A service customer who fell during a rainy-day visit to a Chevrolet dealership in Louisiana can’t pursue his personal injury lawsuit, the state Court of Appeal ruled.
Charles Hamner visited Ray Chevrolet in Abbeville, La., for service on his Tahoe in February 2014. According to the court decision, when Hamner got out of the vehicle in the service area, he slipped, fell backward, hit his head on the running board and lost consciousness.
The court cited testimony from two dealership service managers that there were 24-inch-high yellow floor signs in the service area that day warning of wet floors. Two months before the mishap, the store spent more than $13,000 to resurface the floor of the service area with a nonslip epoxy coating embedded with grit, according to legal documents.
Hamner failed to show “an unreasonable risk of harm,” the court said, noting his statement that the floor was wet because rainwater dripped off the Tahoe when he pulled in.
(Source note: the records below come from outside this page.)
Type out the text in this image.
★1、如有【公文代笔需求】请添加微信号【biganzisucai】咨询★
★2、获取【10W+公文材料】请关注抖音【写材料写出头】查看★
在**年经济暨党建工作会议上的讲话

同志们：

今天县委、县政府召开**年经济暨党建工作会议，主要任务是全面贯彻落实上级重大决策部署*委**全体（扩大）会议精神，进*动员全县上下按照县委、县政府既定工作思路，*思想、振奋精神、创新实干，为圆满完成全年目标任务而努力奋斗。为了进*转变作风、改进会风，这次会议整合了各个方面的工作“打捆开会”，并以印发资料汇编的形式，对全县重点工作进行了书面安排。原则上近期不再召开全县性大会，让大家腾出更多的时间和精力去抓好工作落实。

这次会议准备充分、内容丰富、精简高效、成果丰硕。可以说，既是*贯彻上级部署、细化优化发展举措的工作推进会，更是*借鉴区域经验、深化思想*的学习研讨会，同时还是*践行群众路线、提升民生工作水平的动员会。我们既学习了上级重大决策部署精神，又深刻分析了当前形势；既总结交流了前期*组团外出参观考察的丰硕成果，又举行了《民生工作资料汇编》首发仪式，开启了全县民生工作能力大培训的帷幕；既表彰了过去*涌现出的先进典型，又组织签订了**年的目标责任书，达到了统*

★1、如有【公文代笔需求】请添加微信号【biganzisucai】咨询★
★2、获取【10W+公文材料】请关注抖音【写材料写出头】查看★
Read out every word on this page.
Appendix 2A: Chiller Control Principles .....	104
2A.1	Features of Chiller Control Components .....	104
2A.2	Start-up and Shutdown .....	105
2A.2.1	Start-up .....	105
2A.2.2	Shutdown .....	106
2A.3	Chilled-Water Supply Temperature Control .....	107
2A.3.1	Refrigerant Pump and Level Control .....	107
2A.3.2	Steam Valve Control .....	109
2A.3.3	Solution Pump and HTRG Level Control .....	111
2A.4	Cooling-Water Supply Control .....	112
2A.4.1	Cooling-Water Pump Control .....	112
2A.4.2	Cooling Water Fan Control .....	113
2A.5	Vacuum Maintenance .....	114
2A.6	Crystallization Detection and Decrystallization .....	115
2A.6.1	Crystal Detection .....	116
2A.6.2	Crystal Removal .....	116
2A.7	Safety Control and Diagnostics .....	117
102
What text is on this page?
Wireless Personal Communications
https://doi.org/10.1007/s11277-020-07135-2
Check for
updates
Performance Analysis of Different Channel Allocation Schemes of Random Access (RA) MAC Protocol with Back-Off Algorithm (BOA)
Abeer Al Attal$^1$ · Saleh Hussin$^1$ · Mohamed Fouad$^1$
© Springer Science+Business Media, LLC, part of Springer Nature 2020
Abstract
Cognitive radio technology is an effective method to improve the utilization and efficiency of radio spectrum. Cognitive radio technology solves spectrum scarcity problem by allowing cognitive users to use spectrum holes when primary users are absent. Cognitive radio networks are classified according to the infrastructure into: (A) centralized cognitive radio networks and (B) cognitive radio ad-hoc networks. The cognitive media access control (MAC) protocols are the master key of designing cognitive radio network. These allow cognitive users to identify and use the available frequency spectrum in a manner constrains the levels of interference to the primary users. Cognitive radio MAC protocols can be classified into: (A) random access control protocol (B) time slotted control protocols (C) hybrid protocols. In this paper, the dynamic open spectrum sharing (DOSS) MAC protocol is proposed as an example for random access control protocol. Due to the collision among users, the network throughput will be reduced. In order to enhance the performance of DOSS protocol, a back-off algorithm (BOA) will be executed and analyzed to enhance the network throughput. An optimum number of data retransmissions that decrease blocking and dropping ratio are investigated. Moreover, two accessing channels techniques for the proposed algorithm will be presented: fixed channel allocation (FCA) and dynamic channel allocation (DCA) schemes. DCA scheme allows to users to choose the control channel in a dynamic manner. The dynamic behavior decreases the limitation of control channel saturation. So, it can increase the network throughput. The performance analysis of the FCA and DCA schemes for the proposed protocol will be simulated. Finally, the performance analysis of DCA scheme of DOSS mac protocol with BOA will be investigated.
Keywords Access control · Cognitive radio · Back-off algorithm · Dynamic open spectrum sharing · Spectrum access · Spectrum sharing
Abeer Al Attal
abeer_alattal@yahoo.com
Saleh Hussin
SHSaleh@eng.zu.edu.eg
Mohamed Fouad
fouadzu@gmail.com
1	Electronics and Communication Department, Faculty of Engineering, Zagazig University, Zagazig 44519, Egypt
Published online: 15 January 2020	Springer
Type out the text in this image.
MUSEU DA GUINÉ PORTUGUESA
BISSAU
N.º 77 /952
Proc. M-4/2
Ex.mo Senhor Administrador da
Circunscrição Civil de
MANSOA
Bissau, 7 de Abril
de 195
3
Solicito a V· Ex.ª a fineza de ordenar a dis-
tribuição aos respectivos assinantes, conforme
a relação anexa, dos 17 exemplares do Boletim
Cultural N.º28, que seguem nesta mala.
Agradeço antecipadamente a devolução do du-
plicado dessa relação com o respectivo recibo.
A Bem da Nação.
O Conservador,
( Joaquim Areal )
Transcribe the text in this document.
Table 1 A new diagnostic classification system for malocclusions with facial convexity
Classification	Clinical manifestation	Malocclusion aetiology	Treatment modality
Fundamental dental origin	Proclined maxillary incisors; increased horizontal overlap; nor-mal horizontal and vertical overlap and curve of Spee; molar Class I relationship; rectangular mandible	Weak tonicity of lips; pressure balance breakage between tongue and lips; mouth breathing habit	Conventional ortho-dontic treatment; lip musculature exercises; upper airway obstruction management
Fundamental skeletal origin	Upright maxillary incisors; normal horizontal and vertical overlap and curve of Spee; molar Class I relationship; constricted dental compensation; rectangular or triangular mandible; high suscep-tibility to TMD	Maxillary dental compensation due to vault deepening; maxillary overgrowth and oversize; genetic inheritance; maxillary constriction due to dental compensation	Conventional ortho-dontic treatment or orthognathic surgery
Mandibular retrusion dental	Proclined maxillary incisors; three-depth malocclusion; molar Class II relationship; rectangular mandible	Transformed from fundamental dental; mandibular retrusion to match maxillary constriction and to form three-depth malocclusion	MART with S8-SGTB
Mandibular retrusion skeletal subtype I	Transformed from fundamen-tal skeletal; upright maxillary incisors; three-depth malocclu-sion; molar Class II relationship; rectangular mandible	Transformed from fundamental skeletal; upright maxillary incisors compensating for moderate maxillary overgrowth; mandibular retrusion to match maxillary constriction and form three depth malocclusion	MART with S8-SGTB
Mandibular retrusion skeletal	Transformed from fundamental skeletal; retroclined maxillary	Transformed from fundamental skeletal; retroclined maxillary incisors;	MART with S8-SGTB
It said Ray Chevrolet couldn’t have discovered any hazardous condition before Hamner fell “if the rainwater was brought into the service area with his vehicle.”
The lesson for service departments is the importance of having “cones and warnings in place when there is any possibility of rainy weather and possibly at all times since the air conditioners on cars almost all of the time drip water,” said James Ryan III, a lawyer for the dealership.
“It helped that the dealership had recently resurfaced the drive in an area with warning cones,” Ryan added.
Hamner’s lawyer, David Lefeve, said his client may pursue a further appeal.